The investigators used the Surveillance Epidemiology and End Results (SEER)-Medicare database from 1991 to 2007 to study 137,427 patients diagnosed with prostate cancer who were aged ≥65 years and had prostate cancer as their only diagnosis. Of these, 59,559 (43%) were treated with prostatectomy, 60,806 (44.2%) received EBRT, and 17,062 (12.4%) received brachytherapy.
After 15 years of follow-up, the cumulative incidence of genitourinary (GU) toxicity was significantly higher for EBRT (approaching 20% of patients) than for prostatectomy (about 7%) or brachytherapy (about 5%; P <.001 for both comparisons). The cumulative incidence of gastrointestinal (GI) toxicity was also significantly higher with EBRT than for prostatectomy or brachytherapy (P <.0001 for both comparisons). Rectal bleeding was the most common GI toxicity, occurring in more than 50% of patients with GI toxicity.
“Patients treated with EBRT have many more events over time than patients in the other two groups. After 15 years, they top out at 2.5%, so the overall amount of GU toxicity is relatively small, but not insignificant for patients who have it,” Ciezki said.
The treatment-related cost per patientyear was $6412.29 for EBRT, $3205.71 for prostatectomy, and $2557.36 for brachytherapy (P <.0001 for all comparisons).
Despite having the lowest incidence of side effects as well as the lowest cost, only about 12% of patients were treated with brachytherapy, while 44% had radical prostatectomy and 44% had EBRT.
Nicholas J. Vogelzang, MD, moderator of the presscast at which this study was discussed, said, “Although brachytherapy won the trifecta as the least toxic and least expensive therapy, it was the least used. Perhaps doctors are becoming more comfortable with it now in 2012 versus 2007, the last year of the study. The lower cost is impressive, and I’m surprised we don’t see more use of that modality.” Vogelzang is chair and medical director of the Developmental Therapeutics Committee at US Oncology Research, Las Vegas, Nevada.
Leonard G. Gomella, MD
Leonard G. Gomella, MD, another prostate cancer expert, said that invasive or minimally invasive treatments such as prostatectomy and brachytherapy that require being in the operating room and anesthesia are generally perceived as less safe than treatments such as EBRT. “What we see in this study is a suggestion that patients receiving EBRT may not be as safe as presumed in avoiding side effects of so-called more invasive treatments,” he said.
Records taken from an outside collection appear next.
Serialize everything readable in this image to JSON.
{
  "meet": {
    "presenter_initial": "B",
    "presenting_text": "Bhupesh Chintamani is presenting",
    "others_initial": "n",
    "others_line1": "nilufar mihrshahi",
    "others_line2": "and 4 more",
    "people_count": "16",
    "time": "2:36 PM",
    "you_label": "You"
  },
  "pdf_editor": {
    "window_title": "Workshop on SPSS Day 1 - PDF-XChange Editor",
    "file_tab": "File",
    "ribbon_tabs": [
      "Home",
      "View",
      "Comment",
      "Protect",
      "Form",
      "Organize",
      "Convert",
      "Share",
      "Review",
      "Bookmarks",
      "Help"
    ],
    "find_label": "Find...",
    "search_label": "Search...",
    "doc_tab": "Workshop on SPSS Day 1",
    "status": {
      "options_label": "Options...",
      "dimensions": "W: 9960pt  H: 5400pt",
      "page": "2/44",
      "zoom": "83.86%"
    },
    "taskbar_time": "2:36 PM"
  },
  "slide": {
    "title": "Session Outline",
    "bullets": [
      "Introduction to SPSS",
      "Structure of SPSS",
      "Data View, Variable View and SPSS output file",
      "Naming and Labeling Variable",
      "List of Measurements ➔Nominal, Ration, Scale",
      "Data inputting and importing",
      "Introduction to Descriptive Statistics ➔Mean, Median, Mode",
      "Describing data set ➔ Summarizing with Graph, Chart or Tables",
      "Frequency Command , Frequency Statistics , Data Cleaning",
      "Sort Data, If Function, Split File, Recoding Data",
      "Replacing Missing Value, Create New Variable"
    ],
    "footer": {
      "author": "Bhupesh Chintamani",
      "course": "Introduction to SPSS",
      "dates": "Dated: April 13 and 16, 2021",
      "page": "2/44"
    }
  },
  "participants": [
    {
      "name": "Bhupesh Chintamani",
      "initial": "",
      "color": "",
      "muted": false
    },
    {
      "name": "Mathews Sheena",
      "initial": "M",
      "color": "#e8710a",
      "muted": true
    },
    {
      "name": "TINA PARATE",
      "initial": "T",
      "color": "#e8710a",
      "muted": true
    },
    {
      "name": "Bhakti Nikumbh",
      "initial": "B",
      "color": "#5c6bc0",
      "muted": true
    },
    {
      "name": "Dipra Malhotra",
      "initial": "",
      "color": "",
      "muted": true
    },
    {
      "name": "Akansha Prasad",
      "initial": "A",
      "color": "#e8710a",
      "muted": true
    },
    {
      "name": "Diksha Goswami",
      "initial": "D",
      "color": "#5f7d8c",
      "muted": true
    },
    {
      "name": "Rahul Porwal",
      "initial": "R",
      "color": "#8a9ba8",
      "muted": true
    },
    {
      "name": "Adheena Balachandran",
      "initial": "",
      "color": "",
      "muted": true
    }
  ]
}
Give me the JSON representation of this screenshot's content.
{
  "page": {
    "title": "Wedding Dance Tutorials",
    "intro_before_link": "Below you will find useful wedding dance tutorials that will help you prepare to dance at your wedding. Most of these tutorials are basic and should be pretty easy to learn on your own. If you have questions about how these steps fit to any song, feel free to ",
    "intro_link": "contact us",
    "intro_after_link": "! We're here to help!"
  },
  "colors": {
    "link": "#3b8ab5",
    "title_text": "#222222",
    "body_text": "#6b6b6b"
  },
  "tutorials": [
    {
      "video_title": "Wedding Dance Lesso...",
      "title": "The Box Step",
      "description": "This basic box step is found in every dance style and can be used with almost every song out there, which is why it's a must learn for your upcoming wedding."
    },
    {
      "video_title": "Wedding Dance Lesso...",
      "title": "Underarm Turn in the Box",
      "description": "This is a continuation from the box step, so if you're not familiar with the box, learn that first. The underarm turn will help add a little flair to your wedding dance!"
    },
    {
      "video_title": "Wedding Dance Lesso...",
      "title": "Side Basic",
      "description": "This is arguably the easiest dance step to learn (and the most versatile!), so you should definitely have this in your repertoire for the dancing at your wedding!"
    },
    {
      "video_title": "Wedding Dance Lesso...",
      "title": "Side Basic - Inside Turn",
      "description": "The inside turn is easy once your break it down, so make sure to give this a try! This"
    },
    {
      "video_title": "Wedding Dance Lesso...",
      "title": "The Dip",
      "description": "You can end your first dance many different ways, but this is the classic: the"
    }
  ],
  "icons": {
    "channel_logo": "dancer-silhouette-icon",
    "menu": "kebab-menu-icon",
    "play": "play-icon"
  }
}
Regarding the cost of treatment, Gomella said, “In our cost-conscious environment, we need to pay attention to costs spiraling out of control. The average cost per patient-year for EBRT was twice as expensive as radical prostatectomy and 2.5 times as expensive as brachytherapy.”
In our cost-conscious environment, we need to pay attention to costs spiraling out of control. The average cost per patient-year for EBRT was twice as expensive as radical prostatectomy and 2.5 times as expensive as brachytherapy.”
—Leonard G. Gomella, MD
Despite these findings, Gomella emphasized the importance of individualizing therapy for each patient. “It is difficult to give broad brush recommendations. Every treatment can have unique side effects, and every treatment is a double-edged sword.” Gomella is chair of the Department of Urology at Thomas Jefferson University Kimmel Cancer Center in Philadelphia, Pennsylvania.